Ha due grandi passioni, i cavalli e la musica lirica. E due cose che proprio non sopporta, il razzismo e il fascismo. Marco Vizzardelli è un giornalista e uno storico loggionista della Scala, visto che aveva solo 10 anni quando entrò per la prima volta al Piermarini per sentire la Quinta di Beethoven diretta da Herbert von Karajan. Ora ne ha 65 e da ieri il suo nome non è noto solo agli habitué scaligeri, ma anche alla Digos che lo ha identificato dopo che ha urlato 'Viva l'Italia antifascista' prima dell'inizio del Don Carlo.
"A dire il vero non ho gridato - precisa al telefono con l'ANSA -, ho detto quella frase con calma e tranquillità. Mi è venuta di getto, è stato lo sfociare logico di tutta una riflessione precedente. Ma ho detto una cosa lapalissiana, non mi aspettavo proprio tutto questo can-can". E invece il suo intervento ha dato vita alla polemica principale che ha animato ieri sera la Prima, perché Vizzardelli è stato identificato dalla Digos durante il primo intervallo. Per la Questura di Milano l'identificazione "è stata effettuata quale modalità ordinaria di controllo preventivo per garantire la sicurezza della manifestazione" e "non è stata assolutamente determinata dal contenuto della frase", ma per Vizzardelli "è stato tutto un po' inquietante", "dentro di me ho pensato che allora siamo veramente sulla soglia di un parafascismo, il dubbio non può non venire".
"Quando mi hanno fermato - racconta - ero un po' scocciato, ho spiegato che non avevo fatto niente e non capivo perché volessero identificarmi. Poi l'ho buttata sul ridere, ho detto che il vero reato sarebbe stato dire 'viva l'Italia fascista', a quel punto potevano legarmi e portarmi via. Si sono messi a ridere anche loro e mi hanno dato ragione".
Gli hanno dato ragione anche i social, con gli hashtag #identificarsi e #vivaliataliaantifascista che sono stati tra i più popolari per tutto il giorno, rilanciati anche da molti esponenti del centrosinistra a partire dal Pd e dalla sua segretaria Elly Schlein. E anche il sindaco Giuseppe Sala in una storia su Instagram ha ironizzato: "al loggionista che ha gridato 'Viva l'Italia antifascista' ed è stato identificato, che gli si fa? Chiedo per un amico".
Alla Scala Vizzardelli era arrivato "rimuginando" e pensando che "qualcosa andava fatto" dopo la polemica sui posti da assegnare sul Palco Reale: "Non mi piaceva che Liliana Segre fosse finita in mezzo a questa polemica, la sua immagine è bellissima per tutti e non doveva fare da paciere sedendosi di fianco a personaggi come Salvini e La Russa, il cui pregresso fascista c'è ed è indiscutibile". "Non sono un pericoloso comunista, non voto Pd e non so manco per chi votare, al massimo sono un liberale di sinistra - prosegue - ma non reggo due cose: qualsiasi vago profumo di fascismo e qualsiasi forma di razzismo.

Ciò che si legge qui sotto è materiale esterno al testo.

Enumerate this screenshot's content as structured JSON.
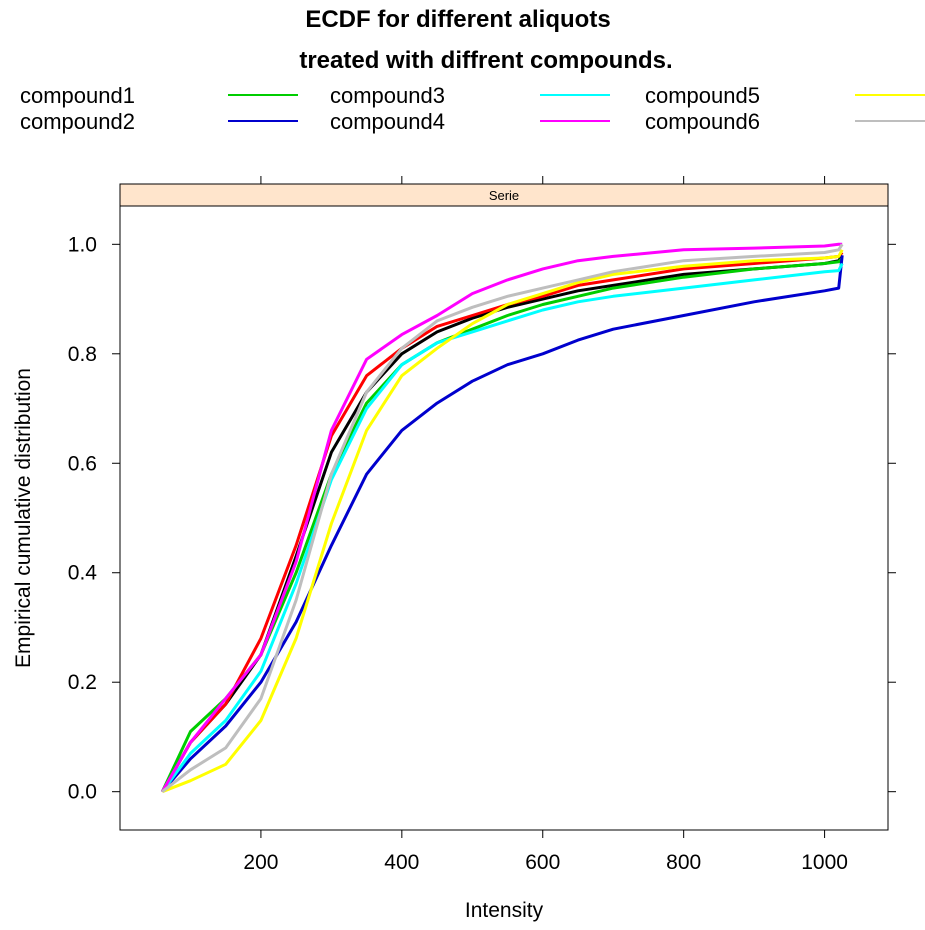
{
  "chart_data": {
    "type": "line",
    "title_lines": [
      "ECDF for different aliquots",
      "treated with diffrent compounds."
    ],
    "strip_label": "Serie",
    "xlabel": "Intensity",
    "ylabel": "Empirical cumulative distribution",
    "xlim": [
      0,
      1090
    ],
    "ylim": [
      -0.07,
      1.07
    ],
    "x_ticks": [
      200,
      400,
      600,
      800,
      1000
    ],
    "x_tick_labels": [
      "200",
      "400",
      "600",
      "800",
      "1000"
    ],
    "y_ticks": [
      0.0,
      0.2,
      0.4,
      0.6,
      0.8,
      1.0
    ],
    "y_tick_labels": [
      "0.0",
      "0.2",
      "0.4",
      "0.6",
      "0.8",
      "1.0"
    ],
    "grid": false,
    "legend_position": "top",
    "legend_entries": [
      {
        "label": "compound1",
        "color": "#00cd00"
      },
      {
        "label": "compound2",
        "color": "#0000cd"
      },
      {
        "label": "compound3",
        "color": "#00ffff"
      },
      {
        "label": "compound4",
        "color": "#ff00ff"
      },
      {
        "label": "compound5",
        "color": "#ffff00"
      },
      {
        "label": "compound6",
        "color": "#bebebe"
      }
    ],
    "series": [
      {
        "color": "#000000",
        "x": [
          60,
          100,
          150,
          200,
          250,
          300,
          350,
          400,
          450,
          500,
          550,
          600,
          650,
          700,
          800,
          900,
          1000,
          1020,
          1025
        ],
        "y": [
          0,
          0.09,
          0.16,
          0.25,
          0.43,
          0.62,
          0.73,
          0.8,
          0.84,
          0.865,
          0.885,
          0.9,
          0.915,
          0.925,
          0.945,
          0.955,
          0.965,
          0.97,
          0.98
        ]
      },
      {
        "color": "#ff0000",
        "x": [
          60,
          100,
          150,
          200,
          250,
          300,
          350,
          400,
          450,
          500,
          550,
          600,
          650,
          700,
          800,
          900,
          1000,
          1020,
          1025
        ],
        "y": [
          0,
          0.09,
          0.16,
          0.28,
          0.45,
          0.65,
          0.76,
          0.81,
          0.85,
          0.87,
          0.89,
          0.905,
          0.925,
          0.935,
          0.955,
          0.965,
          0.975,
          0.978,
          0.985
        ]
      },
      {
        "color": "#00cd00",
        "x": [
          60,
          100,
          150,
          200,
          250,
          300,
          350,
          400,
          450,
          500,
          550,
          600,
          650,
          700,
          800,
          900,
          1000,
          1020,
          1025
        ],
        "y": [
          0,
          0.11,
          0.17,
          0.25,
          0.4,
          0.58,
          0.71,
          0.78,
          0.82,
          0.845,
          0.87,
          0.89,
          0.905,
          0.92,
          0.94,
          0.955,
          0.965,
          0.968,
          0.975
        ]
      },
      {
        "color": "#0000cd",
        "x": [
          60,
          100,
          150,
          200,
          250,
          300,
          350,
          400,
          450,
          500,
          550,
          600,
          650,
          700,
          800,
          900,
          1000,
          1020,
          1025
        ],
        "y": [
          0,
          0.06,
          0.12,
          0.2,
          0.31,
          0.45,
          0.58,
          0.66,
          0.71,
          0.75,
          0.78,
          0.8,
          0.825,
          0.845,
          0.87,
          0.895,
          0.915,
          0.92,
          0.98
        ]
      },
      {
        "color": "#00ffff",
        "x": [
          60,
          100,
          150,
          200,
          250,
          300,
          350,
          400,
          450,
          500,
          550,
          600,
          650,
          700,
          800,
          900,
          1000,
          1020,
          1025
        ],
        "y": [
          0,
          0.07,
          0.13,
          0.22,
          0.38,
          0.57,
          0.7,
          0.78,
          0.82,
          0.84,
          0.86,
          0.88,
          0.895,
          0.905,
          0.92,
          0.935,
          0.95,
          0.952,
          0.965
        ]
      },
      {
        "color": "#ff00ff",
        "x": [
          60,
          100,
          150,
          200,
          250,
          300,
          350,
          400,
          450,
          500,
          550,
          600,
          650,
          700,
          800,
          900,
          1000,
          1020,
          1025
        ],
        "y": [
          0,
          0.09,
          0.17,
          0.25,
          0.42,
          0.66,
          0.79,
          0.835,
          0.87,
          0.91,
          0.935,
          0.955,
          0.97,
          0.978,
          0.99,
          0.993,
          0.997,
          1.0,
          1.0
        ]
      },
      {
        "color": "#ffff00",
        "x": [
          60,
          100,
          150,
          200,
          250,
          300,
          350,
          400,
          450,
          500,
          550,
          600,
          650,
          700,
          800,
          900,
          1000,
          1020,
          1025
        ],
        "y": [
          0,
          0.02,
          0.05,
          0.13,
          0.28,
          0.49,
          0.66,
          0.76,
          0.81,
          0.855,
          0.89,
          0.91,
          0.93,
          0.945,
          0.96,
          0.97,
          0.975,
          0.978,
          0.99
        ]
      },
      {
        "color": "#bebebe",
        "x": [
          60,
          100,
          150,
          200,
          250,
          300,
          350,
          400,
          450,
          500,
          550,
          600,
          650,
          700,
          800,
          900,
          1000,
          1020,
          1025
        ],
        "y": [
          0,
          0.04,
          0.08,
          0.17,
          0.35,
          0.58,
          0.73,
          0.81,
          0.86,
          0.885,
          0.905,
          0.92,
          0.935,
          0.95,
          0.97,
          0.978,
          0.985,
          0.99,
          1.0
        ]
      }
    ]
  }
}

E ieri avevo davanti due rappresentanti dello Stato come Salvini e La Russa che su entrambi questi fronti mi lasciano molto perplesso".
Mentre il presidente del Senato ha spiegato di non aver sentito niente, il vicepremier ha ricordato che "alla Scala si viene per ascoltare, non per urlare". "Non sa che alla Scala si è sentito ben di peggio - la replica di Vizzardelli - ci è cascato come una pera e la sua reazione mi ha fatto capire che ho fatto bene. E lo rifarei".